Domain-Shift-Aware Conformal Prediction for Large Language Models
Zhexiao Lin, Yuanyuan Li, Neeraj Sarna, Yuanyuan Gao, Michael von Gablenz
TL;DR
This work tackles uncertainty quantification for large language models under domain shift by extending conformal prediction with domain-shift awareness. DS-CP embeds prompts into a semantic space, estimates a density-ratio in that space, and uses a regularized weighting scheme to reweight calibration scores, preserving coverage while improving adaptivity. The authors provide finite-sample guarantees and demonstrate, on the MMLU benchmark, that DS-CP consistently improves coverage over standard CP under substantial domain shifts with only modestly larger prediction sets. The approach offers a practical, theoretically grounded path toward trustworthy uncertainty quantification for LLMs in real-world deployment.
Abstract
Large language models have achieved impressive performance across diverse tasks. However, their tendency to produce overconfident and factually incorrect outputs, known as hallucinations, poses risks in real world applications. Conformal prediction provides finite-sample, distribution-free coverage guarantees, but standard conformal prediction breaks down under domain shift, often leading to under-coverage and unreliable prediction sets. We propose a new framework called Domain-Shift-Aware Conformal Prediction (DS-CP).
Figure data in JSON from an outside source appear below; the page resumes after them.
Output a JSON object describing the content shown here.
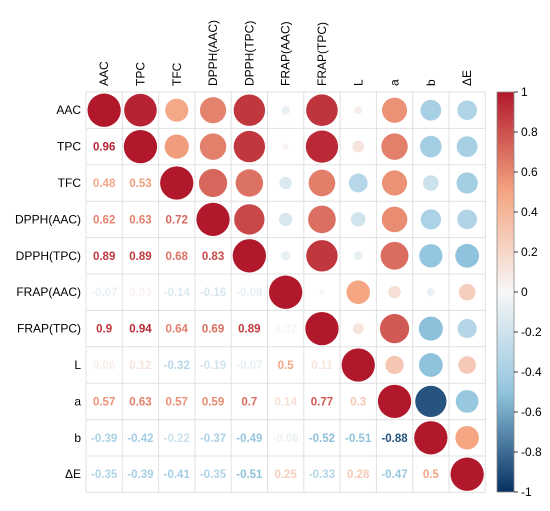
{
  "chart_data": {
    "type": "heatmap",
    "variables": [
      "AAC",
      "TPC",
      "TFC",
      "DPPH(AAC)",
      "DPPH(TPC)",
      "FRAP(AAC)",
      "FRAP(TPC)",
      "L",
      "a",
      "b",
      "ΔE"
    ],
    "matrix": [
      [
        1,
        0.96,
        0.48,
        0.62,
        0.89,
        -0.07,
        0.9,
        0.06,
        0.57,
        -0.39,
        -0.35
      ],
      [
        0.96,
        1,
        0.53,
        0.63,
        0.89,
        0.03,
        0.94,
        0.12,
        0.63,
        -0.42,
        -0.39
      ],
      [
        0.48,
        0.53,
        1,
        0.72,
        0.68,
        -0.14,
        0.64,
        -0.32,
        0.57,
        -0.22,
        -0.41
      ],
      [
        0.62,
        0.63,
        0.72,
        1,
        0.83,
        -0.16,
        0.69,
        -0.19,
        0.59,
        -0.37,
        -0.35
      ],
      [
        0.89,
        0.89,
        0.68,
        0.83,
        1,
        -0.08,
        0.89,
        -0.07,
        0.7,
        -0.49,
        -0.51
      ],
      [
        -0.07,
        0.03,
        -0.14,
        -0.16,
        -0.08,
        1,
        0.02,
        0.5,
        0.14,
        -0.06,
        0.25
      ],
      [
        0.9,
        0.94,
        0.64,
        0.69,
        0.89,
        0.02,
        1,
        0.11,
        0.77,
        -0.52,
        -0.33
      ],
      [
        0.06,
        0.12,
        -0.32,
        -0.19,
        -0.07,
        0.5,
        0.11,
        1,
        0.3,
        -0.51,
        0.28
      ],
      [
        0.57,
        0.63,
        0.57,
        0.59,
        0.7,
        0.14,
        0.77,
        0.3,
        1,
        -0.88,
        -0.47
      ],
      [
        -0.39,
        -0.42,
        -0.22,
        -0.37,
        -0.49,
        -0.06,
        -0.52,
        -0.51,
        -0.88,
        1,
        0.5
      ],
      [
        -0.35,
        -0.39,
        -0.41,
        -0.35,
        -0.51,
        0.25,
        -0.33,
        0.28,
        -0.47,
        0.5,
        1
      ]
    ],
    "lower_triangle": "numbers",
    "upper_triangle": "circles",
    "color_range": [
      -1,
      1
    ],
    "colorbar_ticks": [
      "1",
      "0.8",
      "0.6",
      "0.4",
      "0.2",
      "0",
      "-0.2",
      "-0.4",
      "-0.6",
      "-0.8",
      "-1"
    ],
    "colors": {
      "negative": "#053061",
      "neutral": "#F7F7F7",
      "positive": "#B2182B"
    },
    "grid": true,
    "legend_position": "right"
  }
}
Our framework adapts conformal prediction to large language models under domain shift, by systematically reweighting calibration samples based on their proximity to the test prompt, thereby preserving validity while enhancing adaptivity. Our theoretical analysis and experiments on the MMLU benchmark demonstrate that the proposed method delivers more reliable coverage than standard conformal prediction, especially under substantial distribution shifts, while maintaining efficiency. This provides a practical step toward trustworthy uncertainty quantification for large language models in real-world deployment.